Wirtschaft

Nahles warnt: Arbeitslosenbeitrag könnte steigen

Weniger Netto für alle? Ausgerechnet bei der Sozialversicherung droht ein Schritt, den Beschäftigte und Firmen hassen.

01.07.2026, 15:55 Uhr

Nahles bringt höhere Beiträge zur Arbeitslosenversicherung ins Spiel

Angesichts eines milliardenschweren Haushaltslochs bei der Bundesagentur für Arbeit schließt deren Chefin Andrea Nahles eine Anhebung des Beitrags zur Arbeitslosenversicherung nicht aus. Bei einem Termin in Lauf bei Nürnberg nannte sie mehrere mögliche Wege, um die Finanzen der Behörde zu stabilisieren: ein Darlehen des Bundes, möglicherweise mit späterem Erlass, ein direkter Bundeszuschuss oder eine Erhöhung des Beitragssatzes. Nach ihren Worten liegen alle diese Optionen derzeit auf dem Tisch. Zugleich betonte Nahles, dass eine Anhebung des Beitragssatzes aktuell nicht angestrebt werde.

Arbeitgeber lehnen höhere Beiträge strikt ab

Scharfe Kritik an dieser Möglichkeit kommt von Arbeitgeberseite. Der Hauptgeschäftsführer der Bundesvereinigung der Deutschen Arbeitgeberverbände, Steffen Kampeter, sprach sich entschieden gegen höhere Beiträge in der Arbeitslosenversicherung aus. Zusätzliche Belastungen für Beschäftigte und Unternehmen seien das falsche Signal, sagte er. Aus seiner Sicht würden steigende Beiträge die Wettbewerbsfähigkeit weiter schwächen. Stattdessen brauche es mehr Anreize für Beschäftigung und eine Rücknahme aus seiner Sicht sachfremder und teurer Kostenverschiebungen in die Arbeitslosenversicherung.

Deutlich größeres Defizit als erwartet

Für das laufende Jahr rechnet die Bundesagentur inzwischen mit einem Minus von rund acht Milliarden Euro. Damit wäre das Defizit etwa doppelt so hoch wie noch im Herbst angenommen. Zusätzlich belastet ein Fehlbetrag von mindestens 1,4 Milliarden Euro aus dem Vorjahr den Haushalt.

Nach Angaben von Nahles würde bereits eine Anhebung des Beitrags um 0,1 Prozentpunkte rund 1,6 Milliarden Euro zusätzliche Einnahmen pro Jahr bringen. Aktuell beträgt der Beitragssatz 2,6 Prozent.

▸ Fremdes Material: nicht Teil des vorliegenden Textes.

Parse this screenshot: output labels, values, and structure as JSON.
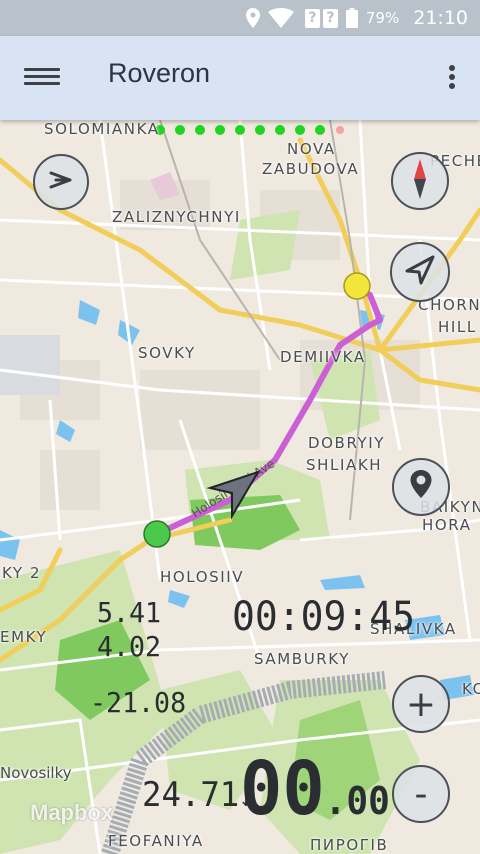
{
  "status_bar": {
    "icons": [
      "location-icon",
      "wifi-icon",
      "unknown-signal-icon",
      "unknown-signal-icon",
      "battery-icon"
    ],
    "battery_level": "79%",
    "time": "21:10"
  },
  "app_bar": {
    "title": "Roveron",
    "menu_icon": "hamburger-menu-icon",
    "overflow_icon": "more-vert-icon"
  },
  "map": {
    "labels": {
      "solomianka": "SOLOMIANKA",
      "nova_zabudova_1": "NOVA",
      "nova_zabudova_2": "ZABUDOVA",
      "pecher": "PECHER",
      "zaliznychnyi": "ZALIZNYCHNYI",
      "chorn": "CHORN",
      "hill": "HILL",
      "sovky": "SOVKY",
      "demiivka": "DEMIIVKA",
      "dobryi_1": "DOBRYIY",
      "dobryi_2": "SHLIAKH",
      "baikove_1": "BAIKYNO",
      "baikove_2": "HORA",
      "holosiiv": "HOLOSIIV",
      "ky2": "KY 2",
      "mky": "EMKY",
      "shalivka": "SHALIVKA",
      "samburky": "SAMBURKY",
      "ko": "KO",
      "novosilky": "Novosilky",
      "feofaniya": "FEOFANIYA",
      "pyrohiv": "ПИРОГІВ",
      "street": "Holosiivskyi Ave"
    },
    "attribution": "Mapbox",
    "route_color": "#cc5fd4",
    "start_marker_color": "#4cc94c",
    "end_marker_color": "#f2e53c",
    "progress_dots": {
      "filled": 9,
      "total": 10,
      "filled_color": "#1fd51f",
      "empty_color": "#f2a3a3"
    }
  },
  "controls": {
    "pan_icon": "arrow-right-icon",
    "compass_icon": "compass-icon",
    "navigate_icon": "navigation-arrow-icon",
    "location_icon": "map-pin-icon",
    "zoom_in_label": "+",
    "zoom_out_label": "-"
  },
  "readouts": {
    "value1": "5.41",
    "value2": "4.02",
    "value3": "-21.08",
    "elapsed_time": "00:09:45",
    "distance": "24.71",
    "distance_arrow": "↓",
    "speed_main": "00",
    "speed_decimal": ".00"
  }
}
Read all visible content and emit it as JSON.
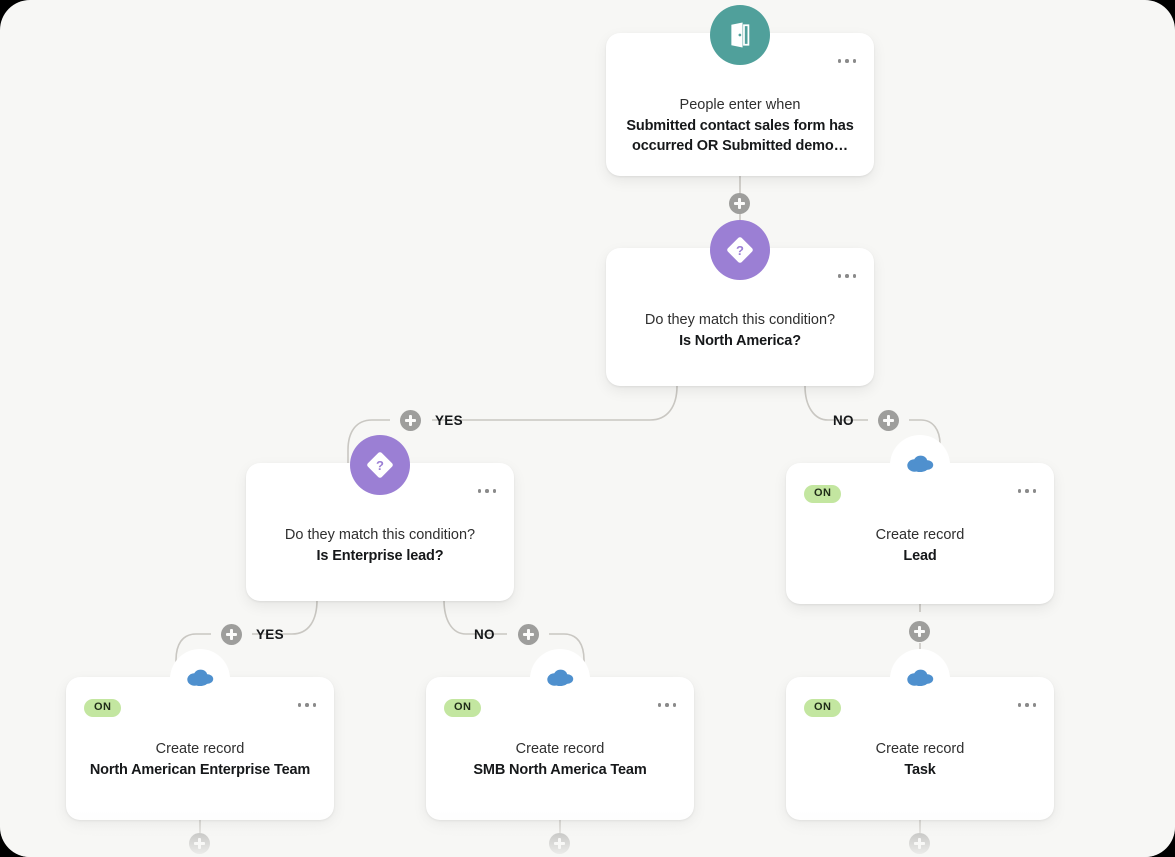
{
  "canvas": {
    "background": "#f7f7f5",
    "wire_color": "#c9c7c2"
  },
  "nodes": [
    {
      "id": "trigger",
      "icon": "door-open-icon",
      "icon_style": "teal",
      "icon_color": "#50a09b",
      "sub_label": "People enter when",
      "main_label": "Submitted contact sales form has occurred OR Submitted demo…",
      "menu": "more-options",
      "status": null
    },
    {
      "id": "condition-na",
      "icon": "condition-diamond-icon",
      "icon_style": "purple",
      "icon_color": "#9b7fd4",
      "sub_label": "Do they match this condition?",
      "main_label": "Is North America?",
      "menu": "more-options",
      "status": null
    },
    {
      "id": "condition-enterprise",
      "icon": "condition-diamond-icon",
      "icon_style": "purple",
      "icon_color": "#9b7fd4",
      "sub_label": "Do they match this condition?",
      "main_label": "Is Enterprise lead?",
      "menu": "more-options",
      "status": null
    },
    {
      "id": "action-lead",
      "icon": "salesforce-cloud-icon",
      "icon_style": "white",
      "icon_color": "#4f90ce",
      "sub_label": "Create record",
      "main_label": "Lead",
      "menu": "more-options",
      "status": "ON"
    },
    {
      "id": "action-na-enterprise-team",
      "icon": "salesforce-cloud-icon",
      "icon_style": "white",
      "icon_color": "#4f90ce",
      "sub_label": "Create record",
      "main_label": "North American Enterprise Team",
      "menu": "more-options",
      "status": "ON"
    },
    {
      "id": "action-smb-na-team",
      "icon": "salesforce-cloud-icon",
      "icon_style": "white",
      "icon_color": "#4f90ce",
      "sub_label": "Create record",
      "main_label": "SMB North America Team",
      "menu": "more-options",
      "status": "ON"
    },
    {
      "id": "action-task",
      "icon": "salesforce-cloud-icon",
      "icon_style": "white",
      "icon_color": "#4f90ce",
      "sub_label": "Create record",
      "main_label": "Task",
      "menu": "more-options",
      "status": "ON"
    }
  ],
  "branches": [
    {
      "id": "na-yes",
      "label": "YES"
    },
    {
      "id": "na-no",
      "label": "NO"
    },
    {
      "id": "enterprise-yes",
      "label": "YES"
    },
    {
      "id": "enterprise-no",
      "label": "NO"
    }
  ],
  "add_buttons": [
    {
      "id": "add-after-trigger"
    },
    {
      "id": "add-na-yes"
    },
    {
      "id": "add-na-no"
    },
    {
      "id": "add-enterprise-yes"
    },
    {
      "id": "add-enterprise-no"
    },
    {
      "id": "add-after-lead"
    },
    {
      "id": "add-after-na-enterprise-team"
    },
    {
      "id": "add-after-smb-na-team"
    },
    {
      "id": "add-after-task"
    }
  ],
  "status_badge": {
    "on_label": "ON",
    "background": "#c3e6a0",
    "text_color": "#1f2b18"
  }
}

Mehr Ausgaben durch steigende Zahl von Arbeitslosengeld-Empfängern

Hintergrund der angespannten Finanzlage sind vor allem die zuletzt stark gestiegenen Ausgaben für das Arbeitslosengeld. Während in der steuerfinanzierten Grundsicherung, also dem bisherigen Bürgergeld-System, die Zahl der Leistungsbeziehenden spürbar zurückgeht, wächst gleichzeitig die Zahl der Menschen, die Arbeitslosengeld erhalten.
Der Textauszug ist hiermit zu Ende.